叶秦岚的眼神忽的变得锋利,如那刚出鞘的利剑,不饮血不归鞘。自己身边贴身伺候之人都是先皇选出来的,陪着自己
一路走来,可如今竟是连他们也被人收买,这些反贼真是好大的手笔。
“皇上也不必忧心,北疆异动现如今只怕尚未落实,只是探子的消息,不知是真是假。何况就算那北戎当真进犯我朝,微臣自愿带兵奔赴前线,替皇上分忧。”南安王不知北疆的消息是林海传来,只当是皇上派出的寻常探子,便也不放在心上。

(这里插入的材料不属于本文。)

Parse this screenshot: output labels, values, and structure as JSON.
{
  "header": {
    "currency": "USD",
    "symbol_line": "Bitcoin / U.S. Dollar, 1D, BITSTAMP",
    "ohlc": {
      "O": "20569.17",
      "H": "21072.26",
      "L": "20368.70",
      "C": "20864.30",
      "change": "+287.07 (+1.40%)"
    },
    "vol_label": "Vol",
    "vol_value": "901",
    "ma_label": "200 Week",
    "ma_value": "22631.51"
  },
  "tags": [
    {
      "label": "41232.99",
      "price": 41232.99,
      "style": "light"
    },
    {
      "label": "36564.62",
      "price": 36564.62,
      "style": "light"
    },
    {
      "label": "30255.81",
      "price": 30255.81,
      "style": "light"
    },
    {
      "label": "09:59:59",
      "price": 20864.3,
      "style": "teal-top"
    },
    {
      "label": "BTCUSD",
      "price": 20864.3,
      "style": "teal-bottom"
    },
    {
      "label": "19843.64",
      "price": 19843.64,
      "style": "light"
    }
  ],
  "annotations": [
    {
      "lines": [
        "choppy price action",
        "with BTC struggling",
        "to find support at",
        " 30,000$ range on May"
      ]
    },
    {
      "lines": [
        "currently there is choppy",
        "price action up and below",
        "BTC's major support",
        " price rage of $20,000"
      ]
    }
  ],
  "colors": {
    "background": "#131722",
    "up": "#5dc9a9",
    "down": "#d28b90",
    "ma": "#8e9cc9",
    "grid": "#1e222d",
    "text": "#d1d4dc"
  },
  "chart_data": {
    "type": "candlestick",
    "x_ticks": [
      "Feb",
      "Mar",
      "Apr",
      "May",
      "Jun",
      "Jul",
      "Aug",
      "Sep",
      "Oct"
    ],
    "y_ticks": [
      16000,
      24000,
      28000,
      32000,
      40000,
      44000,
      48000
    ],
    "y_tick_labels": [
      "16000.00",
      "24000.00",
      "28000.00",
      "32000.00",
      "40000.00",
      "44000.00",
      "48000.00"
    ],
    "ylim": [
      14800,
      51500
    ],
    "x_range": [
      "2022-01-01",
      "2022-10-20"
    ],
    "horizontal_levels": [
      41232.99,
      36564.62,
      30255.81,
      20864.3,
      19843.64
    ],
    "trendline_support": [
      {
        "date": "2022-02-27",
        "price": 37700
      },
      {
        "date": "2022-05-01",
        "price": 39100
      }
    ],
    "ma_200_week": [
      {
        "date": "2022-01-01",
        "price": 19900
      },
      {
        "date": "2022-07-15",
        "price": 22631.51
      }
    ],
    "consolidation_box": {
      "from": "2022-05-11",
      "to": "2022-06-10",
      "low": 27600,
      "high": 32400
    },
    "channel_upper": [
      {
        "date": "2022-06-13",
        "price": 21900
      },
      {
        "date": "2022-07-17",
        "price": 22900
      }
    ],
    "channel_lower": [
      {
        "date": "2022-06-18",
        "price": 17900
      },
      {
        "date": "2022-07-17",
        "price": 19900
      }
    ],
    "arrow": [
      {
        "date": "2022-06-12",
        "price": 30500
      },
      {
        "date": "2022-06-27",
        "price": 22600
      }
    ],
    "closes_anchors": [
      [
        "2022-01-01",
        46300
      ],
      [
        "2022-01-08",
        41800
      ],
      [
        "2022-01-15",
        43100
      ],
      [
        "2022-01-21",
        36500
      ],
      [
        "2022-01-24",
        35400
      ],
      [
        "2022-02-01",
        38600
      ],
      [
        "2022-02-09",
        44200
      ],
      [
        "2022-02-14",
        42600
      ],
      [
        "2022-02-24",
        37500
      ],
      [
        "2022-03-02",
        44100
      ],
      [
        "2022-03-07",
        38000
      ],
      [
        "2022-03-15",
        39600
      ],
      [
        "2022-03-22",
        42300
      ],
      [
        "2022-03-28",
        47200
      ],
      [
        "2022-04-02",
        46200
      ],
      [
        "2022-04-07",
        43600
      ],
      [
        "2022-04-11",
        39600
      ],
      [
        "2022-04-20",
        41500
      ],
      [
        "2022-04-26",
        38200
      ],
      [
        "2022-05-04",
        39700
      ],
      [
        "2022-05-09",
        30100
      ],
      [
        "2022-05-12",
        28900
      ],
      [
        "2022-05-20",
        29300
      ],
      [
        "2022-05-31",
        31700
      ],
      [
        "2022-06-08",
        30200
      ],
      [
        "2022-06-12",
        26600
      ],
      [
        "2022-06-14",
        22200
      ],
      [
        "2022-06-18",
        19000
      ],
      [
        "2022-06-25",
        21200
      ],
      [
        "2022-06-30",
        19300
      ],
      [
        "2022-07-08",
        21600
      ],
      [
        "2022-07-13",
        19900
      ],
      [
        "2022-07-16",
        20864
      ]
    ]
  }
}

云逸也知道林海的事情不好让太多人知道,这南安王虽说是忠心耿耿,可太过耿直,若是在战场上带兵还罢了,可若是在朝中,难免会容易被人套了话去。
“爱卿说的是。”皇上只笑了一笑,转头见左丞相静静坐在椅子上,微微眯着眼,却是未发一言,便不由得问道:“慕容丞相对于防治春汛一事有何良策?”
“皇上过奖了,老臣愚见,谈不上良策,我朝南疆之国早已消亡,而今仍然驻守兵将近三
十万,将士常年不动
兵器,只怕都已经生疏了。南疆兵掌控在北静王爷手中,不如将南疆兵力召回
二十万,留下十万驻守,让北静王爷带着这二十万将士一路南下,若是遇上什么难为之事,有了兵将在手,也好便宜行事。”慕容丞相顿了一顿接着说道:“况且我朝去年科考殿试中榜之人颇多,虽说大多已各自上任,可仍然有赋闲在家之人,而今尚在正月,春汛要三月才发,便让北静王将他们一并带上,也不必急着赶路,一路上慢慢南下,也好让他们长长见识。”
慕容宇未曾说明让这些科举出身的士子们长什么见识,可另外几人却听懂了。北静王带着这些士子一路南下,让这些士子沿途一面学着地方政务处理,待得春汛发作,黄河沿岸地区官员只怕是要大换血了。北静王带着兵良将,地方官员就算再咬牙切齿,也不得不听从调配。
“老丞相好计策,可是这般大范围的调兵遣将,要用什么理由好呢?”皇上听得茅塞顿开,只还有一丝丝忧虑。